SEVASTOPOL, Crimea — Crimea, promised Russian President Vladimir Putin, "will be a home to all the peoples living there."

Yet 10 months since the Kremlin tore up the map of Europe and seized the strategic Black Sea peninsula from Ukraine, many of Crimea's 2.2 million inhabitants face a future rife with uncertainty and present-day hardships far different from the instant prosperity they imagined that union with Russia would bring.

As of Jan. 1, Crimea is supposed to be fully integrated legally and administratively into the rest of the Russian Federation. But in many ways, it seems more like a distant island, linked to Russia only by airplane and by the ferries that ply the Kerch Strait.

The sun-blessed region's main industry, tourism, is in virtual free fall, with the European Union adding to its troubles by recently banning the sale of Crimea-bound travel packages as well as stops by EU-flagged cruise ships at Yalta, Sevastopol and other ports.
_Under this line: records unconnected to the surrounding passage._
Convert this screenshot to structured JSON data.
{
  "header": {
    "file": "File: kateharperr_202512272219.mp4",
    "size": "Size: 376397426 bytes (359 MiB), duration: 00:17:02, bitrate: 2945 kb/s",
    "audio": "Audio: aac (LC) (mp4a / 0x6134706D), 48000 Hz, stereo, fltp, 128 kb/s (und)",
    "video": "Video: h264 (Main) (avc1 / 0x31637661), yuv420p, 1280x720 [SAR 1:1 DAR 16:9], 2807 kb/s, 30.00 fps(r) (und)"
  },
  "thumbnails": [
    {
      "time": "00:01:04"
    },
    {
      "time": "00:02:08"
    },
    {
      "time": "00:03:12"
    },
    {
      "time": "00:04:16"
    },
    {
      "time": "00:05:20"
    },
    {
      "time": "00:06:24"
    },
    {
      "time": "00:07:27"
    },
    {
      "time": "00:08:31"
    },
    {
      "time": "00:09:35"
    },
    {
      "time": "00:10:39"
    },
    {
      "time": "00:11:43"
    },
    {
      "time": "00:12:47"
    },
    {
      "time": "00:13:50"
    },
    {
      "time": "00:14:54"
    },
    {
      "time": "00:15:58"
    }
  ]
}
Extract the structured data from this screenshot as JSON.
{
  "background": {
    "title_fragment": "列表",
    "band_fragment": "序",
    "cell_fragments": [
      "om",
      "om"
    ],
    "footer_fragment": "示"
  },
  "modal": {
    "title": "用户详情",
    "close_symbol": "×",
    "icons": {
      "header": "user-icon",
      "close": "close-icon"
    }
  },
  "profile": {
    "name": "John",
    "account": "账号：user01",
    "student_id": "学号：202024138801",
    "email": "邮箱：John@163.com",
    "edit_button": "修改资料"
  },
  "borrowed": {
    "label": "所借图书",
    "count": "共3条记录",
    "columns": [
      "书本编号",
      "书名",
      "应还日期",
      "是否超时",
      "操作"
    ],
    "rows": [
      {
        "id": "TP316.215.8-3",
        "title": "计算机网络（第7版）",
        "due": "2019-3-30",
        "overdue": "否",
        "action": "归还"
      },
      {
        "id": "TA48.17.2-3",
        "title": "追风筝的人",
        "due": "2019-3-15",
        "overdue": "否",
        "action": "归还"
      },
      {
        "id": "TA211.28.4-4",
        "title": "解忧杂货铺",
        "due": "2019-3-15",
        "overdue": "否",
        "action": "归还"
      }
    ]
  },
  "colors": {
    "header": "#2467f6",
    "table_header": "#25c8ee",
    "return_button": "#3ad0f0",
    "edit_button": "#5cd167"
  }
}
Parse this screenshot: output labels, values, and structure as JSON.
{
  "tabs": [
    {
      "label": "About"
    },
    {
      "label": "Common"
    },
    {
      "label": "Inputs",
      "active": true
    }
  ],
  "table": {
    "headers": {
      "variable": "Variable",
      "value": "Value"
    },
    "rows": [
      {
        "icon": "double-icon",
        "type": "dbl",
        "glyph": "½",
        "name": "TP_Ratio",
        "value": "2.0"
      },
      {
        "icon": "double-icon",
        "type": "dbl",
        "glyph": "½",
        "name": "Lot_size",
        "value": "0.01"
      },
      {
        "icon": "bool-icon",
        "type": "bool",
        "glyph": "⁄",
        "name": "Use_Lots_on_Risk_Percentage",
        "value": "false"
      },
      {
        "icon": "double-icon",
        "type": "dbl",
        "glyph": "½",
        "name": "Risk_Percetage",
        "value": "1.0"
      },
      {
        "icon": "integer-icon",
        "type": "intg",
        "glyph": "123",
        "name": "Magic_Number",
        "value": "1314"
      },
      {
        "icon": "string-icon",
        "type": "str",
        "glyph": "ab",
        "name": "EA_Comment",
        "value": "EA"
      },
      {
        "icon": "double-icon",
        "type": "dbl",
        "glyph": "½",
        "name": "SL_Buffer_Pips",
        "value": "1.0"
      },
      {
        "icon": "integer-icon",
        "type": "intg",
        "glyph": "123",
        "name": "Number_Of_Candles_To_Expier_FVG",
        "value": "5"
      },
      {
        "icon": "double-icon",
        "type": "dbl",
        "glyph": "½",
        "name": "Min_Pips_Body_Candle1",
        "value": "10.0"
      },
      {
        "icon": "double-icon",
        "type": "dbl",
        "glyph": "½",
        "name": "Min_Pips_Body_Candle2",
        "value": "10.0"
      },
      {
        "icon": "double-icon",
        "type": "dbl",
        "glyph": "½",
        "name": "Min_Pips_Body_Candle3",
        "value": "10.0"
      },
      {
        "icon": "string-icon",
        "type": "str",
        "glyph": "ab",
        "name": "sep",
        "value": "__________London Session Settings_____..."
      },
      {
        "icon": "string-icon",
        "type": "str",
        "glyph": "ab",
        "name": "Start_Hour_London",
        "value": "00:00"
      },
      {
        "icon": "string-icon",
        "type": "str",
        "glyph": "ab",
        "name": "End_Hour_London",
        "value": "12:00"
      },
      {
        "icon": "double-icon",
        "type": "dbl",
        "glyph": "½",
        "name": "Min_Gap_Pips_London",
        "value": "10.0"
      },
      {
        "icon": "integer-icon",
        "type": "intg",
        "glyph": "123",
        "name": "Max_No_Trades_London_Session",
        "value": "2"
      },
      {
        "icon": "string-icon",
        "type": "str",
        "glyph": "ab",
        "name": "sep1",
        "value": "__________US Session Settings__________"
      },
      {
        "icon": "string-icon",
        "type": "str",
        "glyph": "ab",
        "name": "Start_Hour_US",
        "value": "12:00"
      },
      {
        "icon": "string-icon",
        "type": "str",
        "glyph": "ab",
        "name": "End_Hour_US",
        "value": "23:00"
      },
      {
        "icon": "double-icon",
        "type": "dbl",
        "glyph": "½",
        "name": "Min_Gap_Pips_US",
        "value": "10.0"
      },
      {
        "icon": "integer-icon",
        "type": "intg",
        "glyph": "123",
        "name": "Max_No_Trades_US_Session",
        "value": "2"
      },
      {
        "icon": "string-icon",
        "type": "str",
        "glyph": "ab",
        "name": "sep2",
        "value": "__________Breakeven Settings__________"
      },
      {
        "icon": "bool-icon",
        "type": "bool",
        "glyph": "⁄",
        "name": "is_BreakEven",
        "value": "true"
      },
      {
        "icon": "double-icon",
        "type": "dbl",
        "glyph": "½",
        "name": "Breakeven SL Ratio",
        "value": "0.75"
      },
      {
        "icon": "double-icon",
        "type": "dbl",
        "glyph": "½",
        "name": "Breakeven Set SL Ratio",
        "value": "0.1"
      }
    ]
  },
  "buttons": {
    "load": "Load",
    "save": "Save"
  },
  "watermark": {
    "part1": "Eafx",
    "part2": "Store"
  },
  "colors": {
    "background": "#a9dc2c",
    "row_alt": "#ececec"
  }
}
Since Crimea's annexation by Russia in March, prices for foodstuffs have risen steeply, and the local economy has been hit with the double whammy of Western sanctions and Moscow's slowness to inject the large amounts of capital that was promised to rebuild Crimea's aging Soviet-era infrastructure. Ukraine has also throttled Crimean agriculture by turning off the faucet to a major irrigation canal.

Despite the many problems that accompanied the overnight change in nationality, many residents still support Crimea's fusion with Russia — including in Sevastopol, home port to Russia's Black Sea Fleet.

Others in a diverse local population that includes Russians, Ukrainians, Crimean Tatars and Armenians remain wary — or even hostile. Thousands of people have spurned the opportunity to live under Russian rule by leaving Crimea.

Some minority groups, including Crimean Tatars and the pro-Kiev branch of the Orthodox Church, have accused the pro-Russian authorities now in charge in Crimea of an organized campaign of harassment or brutality against them.